Since 2014, The National Archives (UK) have been digitizing analog, hand-written War Diaries from the First World War (WWI), documenting the story of the British Army and its units on the Western Front. Using the crowdsourcing platform Operation War Diary (OWD), 'citizen historians' tag 1.5 million scanned and archived pages. They classified and annotated essential information on each diary page, generating extensive time-series data about military units, including labels for casualties, unit strength, weather, everyday army life, military activities, soldier names and ranks, location names and dates.
As part of a project between City, University of London and The National Archives that aims to communicate the 'life behind the trenches', we worked on the visual representation of the spatio-temporal data derived from the War Diaries. The digitizing and tagging process introduces uncertainty on many levels due to missing records, misspellings (in original diaries and while digitizing), unreadable parts, lost diaries, the reliability of workers, and also through post-processing of the gathered data. As a result, misspellings and ambiguities during geo-referencing of mentioned place names can result in noisy and cluttered map displays when using common visualizations of movement such as line symbols. Furthermore, locations at which the unit did not reside at the time are also mentioned in the diaries but not identifiable as such (e.g., When a soldier was reported to go on furlough to his hometown only the place name but not the context was digitally collected). Additionally, the data typically do not capture the exact temporal order of locations on a single day.
Instead of giving the illusion that the data is complete and clean, our approach is to leverage this uncertainty to produce a more 'organic' view of a unit’s movement over time.
To design visual representations of military units that incorporate and acknowledge uncertainty or noise in the data, we started explored possible geometries to visualize a unit's movement during the war. Instead of showing an entity at a given point in time, GeoBlobs convey an unordered estimation of the possible locations over a temporal window using enclosed shapes. Many different parameters can influence the design of GeoBlobs. We explored the following design variations in the context of the OWD data.
Temporal Window: a start and end date define a window for temporal aggregation of the included locations. Sliding the window on the temporal axis animates the GeoBlob over time.
Spatial Window: we apply a distance heuristics to weight each location within the temporal window and adjust the set of locations that form the GeoBlob. This helps to filter outliers (e.g., unlikely locations that have an incorrect geo-location)

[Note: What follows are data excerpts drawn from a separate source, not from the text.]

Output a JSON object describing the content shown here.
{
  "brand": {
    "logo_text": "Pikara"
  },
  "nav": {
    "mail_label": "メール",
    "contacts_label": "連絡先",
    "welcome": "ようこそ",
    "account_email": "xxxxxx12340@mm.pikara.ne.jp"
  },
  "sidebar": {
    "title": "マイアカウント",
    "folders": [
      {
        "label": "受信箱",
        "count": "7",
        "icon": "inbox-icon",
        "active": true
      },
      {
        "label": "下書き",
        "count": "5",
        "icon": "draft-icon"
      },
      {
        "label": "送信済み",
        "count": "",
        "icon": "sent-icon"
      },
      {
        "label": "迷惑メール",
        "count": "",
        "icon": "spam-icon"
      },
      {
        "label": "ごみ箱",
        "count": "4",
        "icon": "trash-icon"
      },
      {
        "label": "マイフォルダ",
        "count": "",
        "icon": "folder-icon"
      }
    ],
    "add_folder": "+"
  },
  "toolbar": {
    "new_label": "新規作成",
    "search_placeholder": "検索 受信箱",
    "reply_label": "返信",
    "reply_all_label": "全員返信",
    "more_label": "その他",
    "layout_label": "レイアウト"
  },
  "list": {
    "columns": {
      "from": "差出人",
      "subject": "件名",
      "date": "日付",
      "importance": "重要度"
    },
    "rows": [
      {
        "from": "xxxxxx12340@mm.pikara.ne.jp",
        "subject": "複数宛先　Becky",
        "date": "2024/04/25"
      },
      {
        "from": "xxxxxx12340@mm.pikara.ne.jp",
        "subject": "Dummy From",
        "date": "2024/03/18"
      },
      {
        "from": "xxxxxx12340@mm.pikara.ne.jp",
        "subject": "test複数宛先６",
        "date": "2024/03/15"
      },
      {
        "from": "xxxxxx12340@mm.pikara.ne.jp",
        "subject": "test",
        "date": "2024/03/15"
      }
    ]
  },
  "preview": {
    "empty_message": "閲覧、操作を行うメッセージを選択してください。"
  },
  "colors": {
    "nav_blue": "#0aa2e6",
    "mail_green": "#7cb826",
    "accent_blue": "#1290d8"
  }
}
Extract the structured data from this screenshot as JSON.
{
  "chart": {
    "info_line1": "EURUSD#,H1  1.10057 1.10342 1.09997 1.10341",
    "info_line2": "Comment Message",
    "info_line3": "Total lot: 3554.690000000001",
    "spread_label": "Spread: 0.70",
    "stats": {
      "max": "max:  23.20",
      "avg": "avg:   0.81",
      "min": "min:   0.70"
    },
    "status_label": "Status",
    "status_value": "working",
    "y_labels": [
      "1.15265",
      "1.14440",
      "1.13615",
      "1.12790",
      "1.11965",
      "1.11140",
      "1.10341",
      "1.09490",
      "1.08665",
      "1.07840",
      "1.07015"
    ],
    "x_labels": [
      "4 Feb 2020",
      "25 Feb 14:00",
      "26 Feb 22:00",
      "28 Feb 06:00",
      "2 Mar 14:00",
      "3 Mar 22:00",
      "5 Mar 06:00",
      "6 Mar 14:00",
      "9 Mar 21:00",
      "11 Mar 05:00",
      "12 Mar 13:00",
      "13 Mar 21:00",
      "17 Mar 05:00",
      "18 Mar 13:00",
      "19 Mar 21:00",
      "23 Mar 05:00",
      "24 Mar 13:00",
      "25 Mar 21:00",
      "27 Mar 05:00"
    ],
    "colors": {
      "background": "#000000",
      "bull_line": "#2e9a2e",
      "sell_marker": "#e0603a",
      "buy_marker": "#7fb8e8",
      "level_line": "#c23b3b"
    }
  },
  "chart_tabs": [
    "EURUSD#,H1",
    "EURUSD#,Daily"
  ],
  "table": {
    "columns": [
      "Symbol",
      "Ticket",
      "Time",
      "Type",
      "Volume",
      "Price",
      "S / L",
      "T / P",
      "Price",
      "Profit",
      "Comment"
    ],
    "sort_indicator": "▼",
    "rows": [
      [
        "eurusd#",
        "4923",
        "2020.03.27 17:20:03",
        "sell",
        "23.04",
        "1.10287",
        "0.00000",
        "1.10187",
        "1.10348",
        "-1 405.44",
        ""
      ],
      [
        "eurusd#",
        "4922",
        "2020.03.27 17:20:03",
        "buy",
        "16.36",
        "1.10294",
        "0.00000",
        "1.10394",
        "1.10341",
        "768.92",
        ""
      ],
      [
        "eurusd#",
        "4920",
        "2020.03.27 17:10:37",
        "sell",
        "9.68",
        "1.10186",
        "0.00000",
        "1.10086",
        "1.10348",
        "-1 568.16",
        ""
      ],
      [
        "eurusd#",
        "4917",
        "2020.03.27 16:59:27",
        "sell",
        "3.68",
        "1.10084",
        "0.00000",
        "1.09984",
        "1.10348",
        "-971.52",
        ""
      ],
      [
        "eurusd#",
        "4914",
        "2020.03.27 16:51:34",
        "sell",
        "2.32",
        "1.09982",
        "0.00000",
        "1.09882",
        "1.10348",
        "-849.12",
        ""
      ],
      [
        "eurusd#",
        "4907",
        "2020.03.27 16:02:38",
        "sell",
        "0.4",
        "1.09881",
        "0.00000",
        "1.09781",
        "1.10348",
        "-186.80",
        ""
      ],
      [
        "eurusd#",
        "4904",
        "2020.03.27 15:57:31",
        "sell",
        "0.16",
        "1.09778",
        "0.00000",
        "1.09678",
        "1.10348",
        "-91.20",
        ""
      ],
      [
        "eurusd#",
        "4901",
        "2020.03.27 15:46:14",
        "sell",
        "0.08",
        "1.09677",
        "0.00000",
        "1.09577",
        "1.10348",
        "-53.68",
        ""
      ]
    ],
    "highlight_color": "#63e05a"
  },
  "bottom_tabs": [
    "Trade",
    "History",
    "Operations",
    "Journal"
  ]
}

Shape: we distinguish convex-hull-like, skeleton like, and graph-like shapes. While skeleton-like geometries connect locations along the shortest distance, graph-like GeoBlobs consider the temporal order of locations. Buffers for nodes and edges can influence the appearance of a GeoBlob; we distinguish between wide, narrow and mixed buffers.
Stroke and Fill: different visual variables, including color, transparency, focus (blur effect), pattern, or gradient fill can be used to vary the visual style of a GeoBlob's stroke or fill. Especially using a blurry or sketchy style can help to visually convey the uncertainty of the data.
Motion: when animating a GeoBlob, its motion encodes the overall direction of the displayed army unit. Here the temporal and spatial window might introduce a certain generalization level (e.g. back and forth movements within a larger temporal window are not obvious), which on the other hand reflects the uncertainty in the data. We also investigate how motion can be applied to convey additional information like a shaking GeoBlob on fighting days.
Contextualization: besides motion, outline and fill overlays can provide context. For example by visually integrating unit activities like fighting, re-supplying the front, and resting behind the lines or events like famous battles.
Multiple Shapes: mapping multiple entities (i.e., army units) concurrently allows to compare their individual movements (e.g., two units were located at the same front, but split after a battle). Generating multiple layers for a single GeoBlob taking the different location probabilities into account and using transparency allows to convey the uncertainty of the locations."
Experts have collected historical information in analog forms throughout history. Today, modern technology, such as applications, devices or sensors, change the ways of collecting massive amounts of historical data entirely. Modern techniques now allow us to transform such analog information into digital data, making more and more data available in the Digital Humanities. In the case of OWD data, the digitized and qualified hand-written diaries (OWD data) provide an interface to otherwise buried information. This data is an unprecedented source of information that makes it possible to look at WWI through the lens of well-structured and rather exhaustive war diaries, thus provide new historical perspectives we can perhaps better relate to on a personal level. History, or past events in general, influences our cultural identity in manifold ways.
Both World Wars greatly influenced how we live together in Europe, shaping our collective as well as our personal identities. This piece is not intended to communicate battles, victories or defeats of WWI only. Instead, it aims at communicating a sense of the day-to-day life in the war zone. Communicating the OWD data as a whole, including fighting and non-fighting activities, we aim at bringing to light aspects of war that can contribute to the better understanding of Europe's collective past. In the light of the current political climate, we think that it is important to highlight our collective memory, rather than a silo national mentality, that may help young generations to understand current developments.